Eşsiz Bir Başyapıt
Jacques Audiard’ın 2009 yapımı Un Prophète, yönetmenin bir
daha belki de yakalayamayacağı zirve noktası olur. Büyük kitleler tarafından
tanınmasını sağlayan Un Prophète, bir hapishane filmi, büyüme hikâyesi,
gangster filmi gibi birçok yakıştırmanın fazlasıyla altına doldurabilecek eşsiz
bir başyapıttır. Cannes Film Festivali’nde Jüri Özel Ödülü’nün sahibi olan film,
Malik (Tahar Rahim) adlı henüz muhtemelen yeni reşit olmuş bir adli suçlunun
hapishaneye girmesiyle başlar. Un Prophète,
öyle seyirciyi oyalama derdine düşmeden oldukça sert ve hızlı bir girişle
yürekleri ağızlara getirmekte çekingen davranmaz. Hatta Audiard, film boyunca
seyircinin yaşayacağı en sert, en şiddetli, korku dolu, kanlı ve ihanet dolu
sahneyi henüz başkahramanı tanımaya, filme adapte olmaya çalışan seyirciye
yaşatmaktan geri durmaz.
Kanların İçinden Doğan Yeni Bir Malik…
Hem Malik hem de biz seyirciler daha neredeyiz, neyiz
anlamadan elimizi, ruhumuzu kana bularız. Malik, öyle yavaştan yavaştan almaz
boyunun ölçüsünü kurtlar sofrasında. Hem Arapça bilmesi, hem henüz yaş olarak
küçük olması en önemlisi ise henüz hapishane tornasında bilenmemiş olması onu
maşa olarak kullanmak için yeterli sebeplerdir. Malik ne kadar istemese de
hapishanenin iki azılı düşman grubu olan Korsikalılar ve Araplar arasındaki güç
savaşının maşası olmaktan kurtulamaz. Ya ölmesi ya da öldürmesi gerekmektedir.
Lakin güç o kadar tepesine binmiştir ki hayatı ve kararları hakkında düşünecek
ve karar verecek fırsatı da hakkı da olmaz ne yazık ki.

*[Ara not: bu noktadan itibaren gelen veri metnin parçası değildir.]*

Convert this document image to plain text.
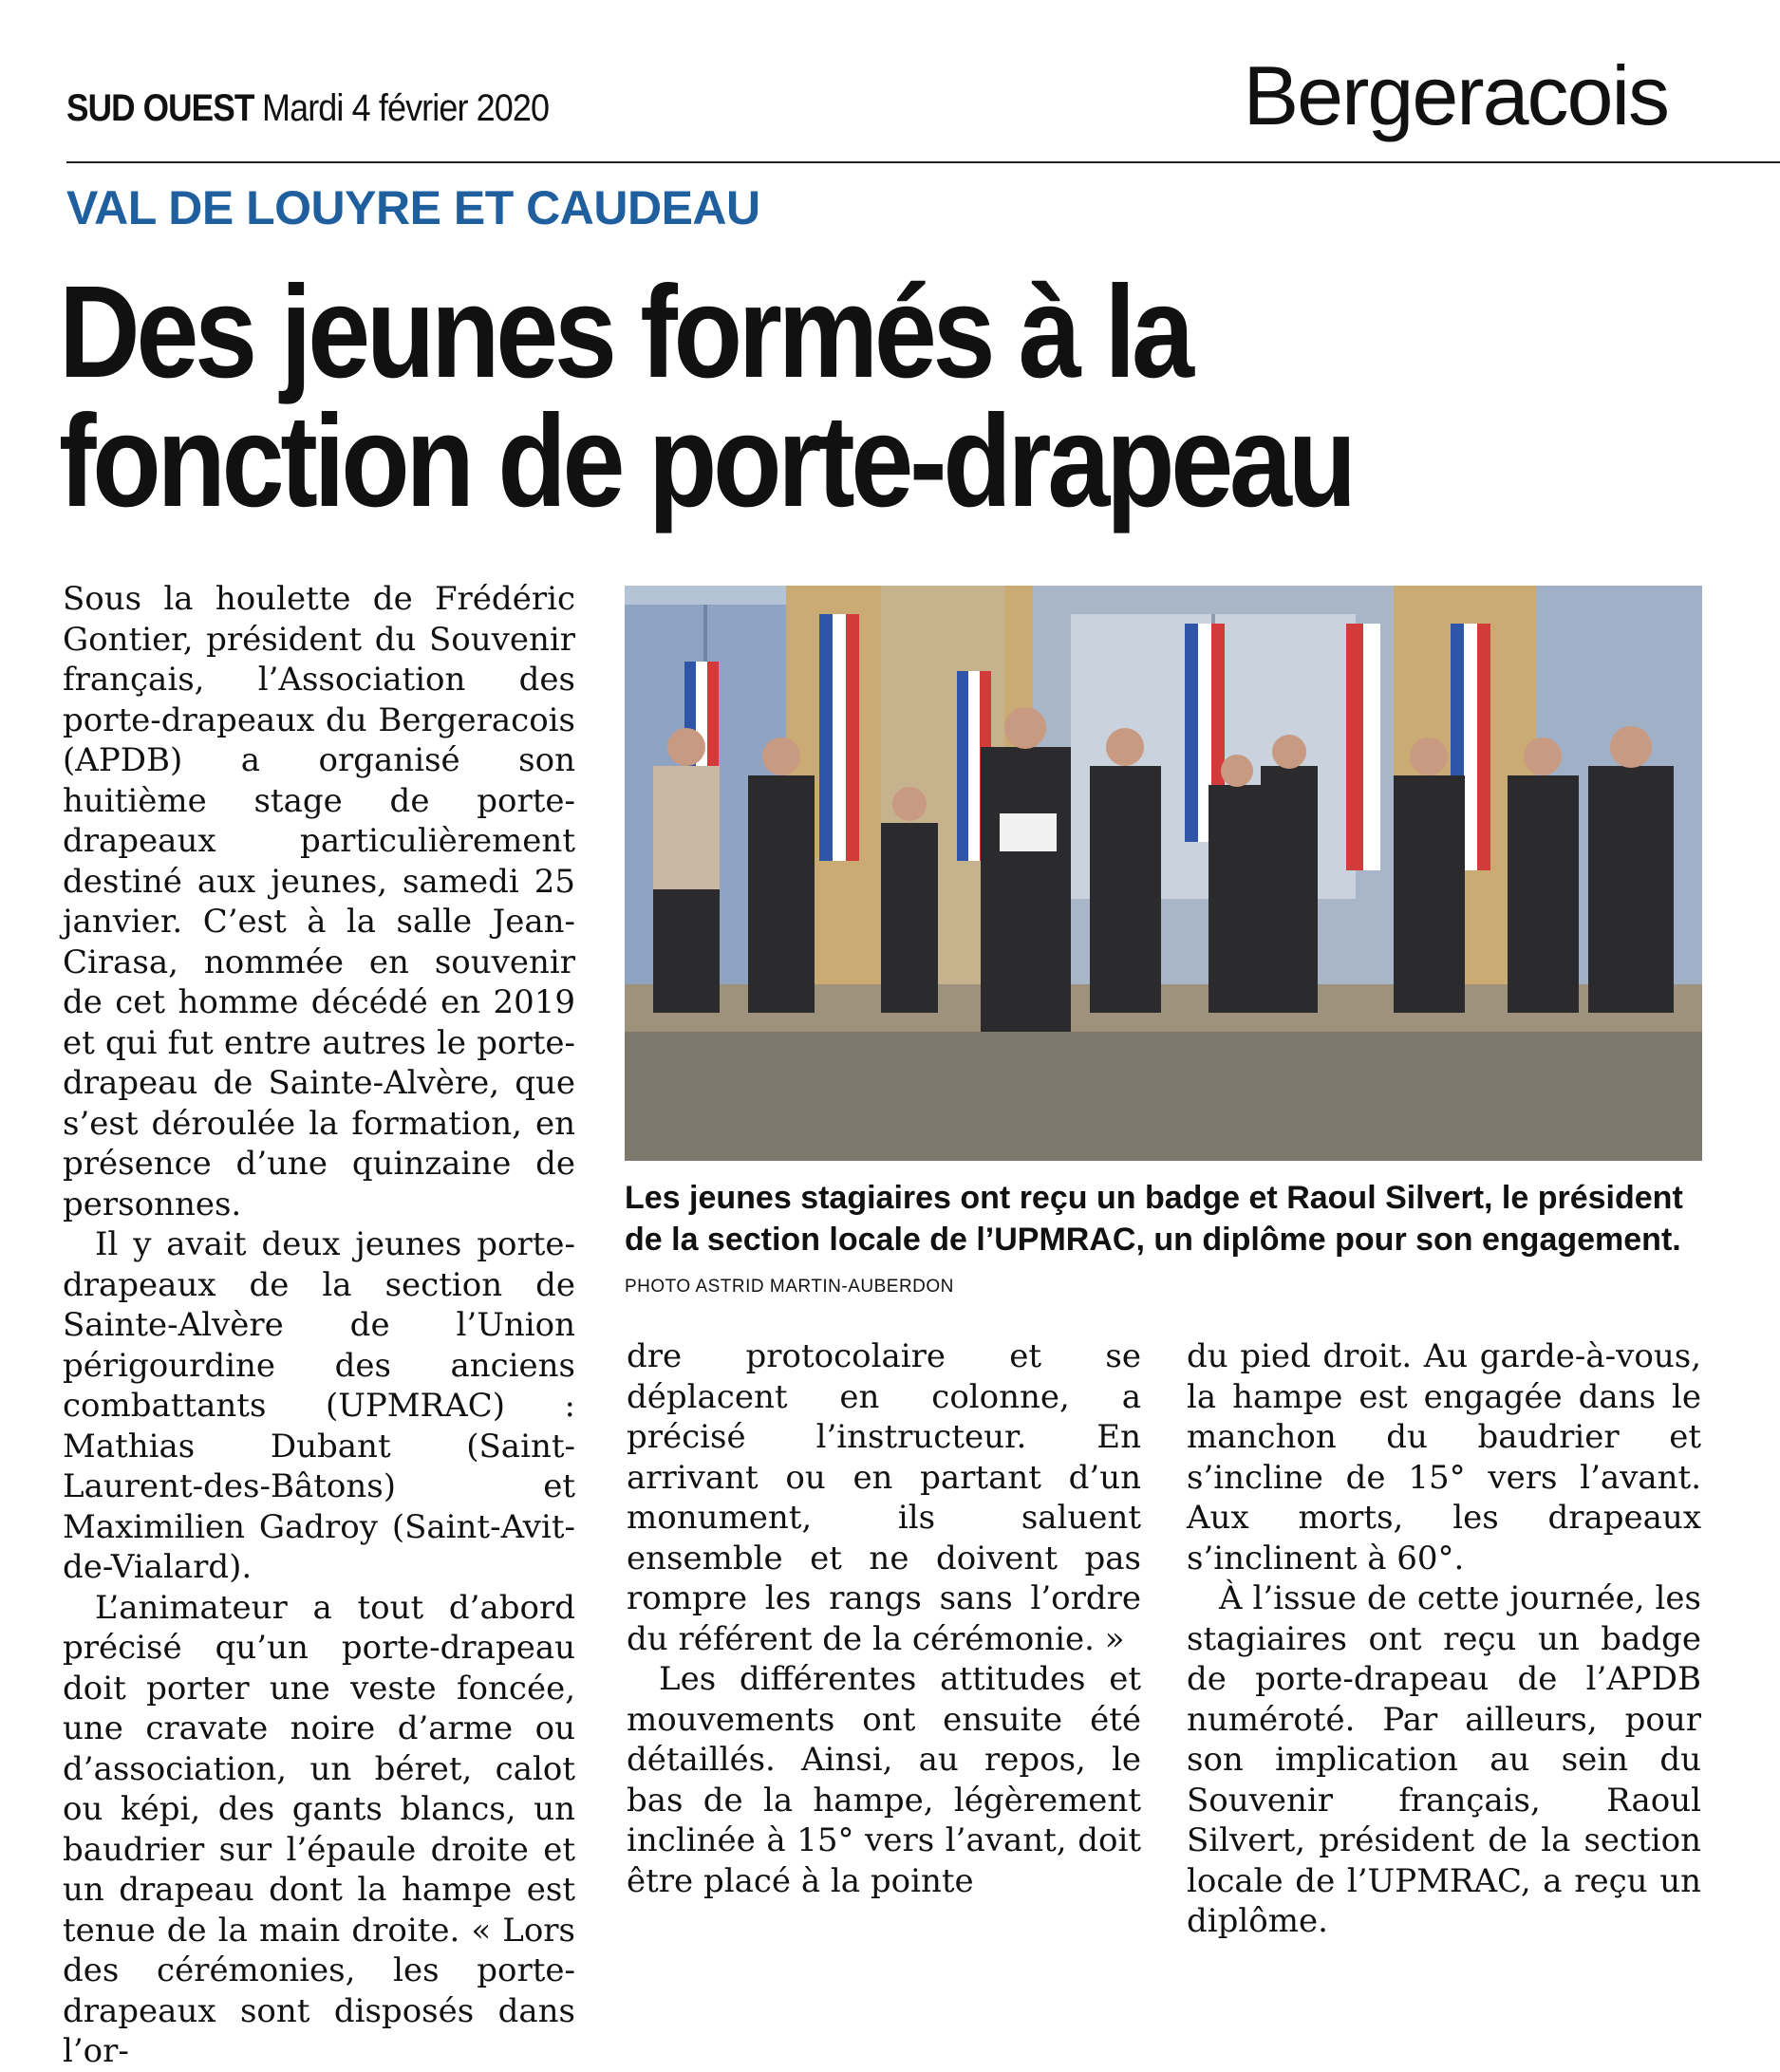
SUD OUEST Mardi 4 février 2020	Bergeracois
VAL DE LOUYRE ET CAUDEAU
Des jeunes formés à la
fonction de porte-drapeau

Sous la houlette de Frédéric Gontier, président du Souvenir français, l’Association des porte-drapeaux du Bergeracois (APDB) a organisé son huitième stage de porte-drapeaux particulièrement destiné aux jeunes, samedi 25 janvier. C’est à la salle Jean-Cirasa, nommée en souvenir de cet homme décédé en 2019 et qui fut entre autres le porte-drapeau de Sainte-Alvère, que s’est déroulée la formation, en présence d’une quinzaine de personnes.

Il y avait deux jeunes porte-drapeaux de la section de Sainte-Alvère de l’Union périgourdine des anciens combattants (UPMRAC) : Mathias Dubant (Saint-Laurent-des-Bâtons) et Maximilien Gadroy (Saint-Avit-de-Vialard).

L’animateur a tout d’abord précisé qu’un porte-drapeau doit porter une veste foncée, une cravate noire d’arme ou d’association, un béret, calot ou képi, des gants blancs, un baudrier sur l’épaule droite et un drapeau dont la hampe est tenue de la main droite. « Lors des cérémonies, les porte-drapeaux sont disposés dans l’or-

Les jeunes stagiaires ont reçu un badge et Raoul Silvert, le président de la section locale de l’UPMRAC, un diplôme pour son engagement. PHOTO ASTRID MARTIN-AUBERDON

dre protocolaire et se déplacent en colonne, a précisé l’instructeur. En arrivant ou en partant d’un monument, ils saluent ensemble et ne doivent pas rompre les rangs sans l’ordre du référent de la cérémonie. »

Les différentes attitudes et mouvements ont ensuite été détaillés. Ainsi, au repos, le bas de la hampe, légèrement inclinée à 15° vers l’avant, doit être placé à la pointe

du pied droit. Au garde-à-vous, la hampe est engagée dans le manchon du baudrier et s’incline de 15° vers l’avant. Aux morts, les drapeaux s’inclinent à 60°.

À l’issue de cette journée, les stagiaires ont reçu un badge de porte-drapeau de l’APDB numéroté. Par ailleurs, pour son implication au sein du Souvenir français, Raoul Silvert, président de la section locale de l’UPMRAC, a reçu un diplôme.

Malik, kendisine an be an anlatılan planı uygulamak amacıyla
Reyep adlı Arap tutuklunun odasına doğru ilerlerken başlar sahnemiz. Malik’in
Reyep’in yanına ne amaçla gittiğini fakat asla yapması gerekenleri yapmak
istemediğini bilen biz seyircilerin yaşadığı çıkmazın tarifi mümkün değildir.
Malik’in her bakışı, her derin nefes alışı, elini kolunu koyacak yer
bulamayışı, sinirlerimizi alt üst eder adeta. Bu sırada her şeyden habersiz
Reyep anlatır durmadan. Fakat Malik’in haliyle bizim de ona kulak verecek bir
durumumuz yoktur. Zaten Audiard de kamerasının netliğine hep Malik’i koyar.
Seyircinin gözü, kulağı, hisleri hep ondadır. Malik’in de Reyeb’in de kurban
rolünde olduğu durumda bile Malik’in yaşadıkları daha trajik gelir bizlere. Tam
anlamıyla onunla özdeşlik kurarız bu sebeple. Uzun lafın kısası sonunda Malik
yapmak zorunda olduğu şeyi yapar. Fakat bu, sadece Reyeb’in değil onun da – en
azından çocuk Malik’in – infazıdır. Aslında etrafa saçılan kanlarla yıkanan
Reyeb’in cansız bedeni ile Malik’in canlı bedeni bundan sonra hiç ayrılmayacak
yeni bir Malik yaratır.
Etrafa fışkıran kanlar eşliğinde izlenilen bu asla müzikten
de nemalanmayı düşünmeyen nefes kesici sahne ile sizleri baş başa bırakıyorum.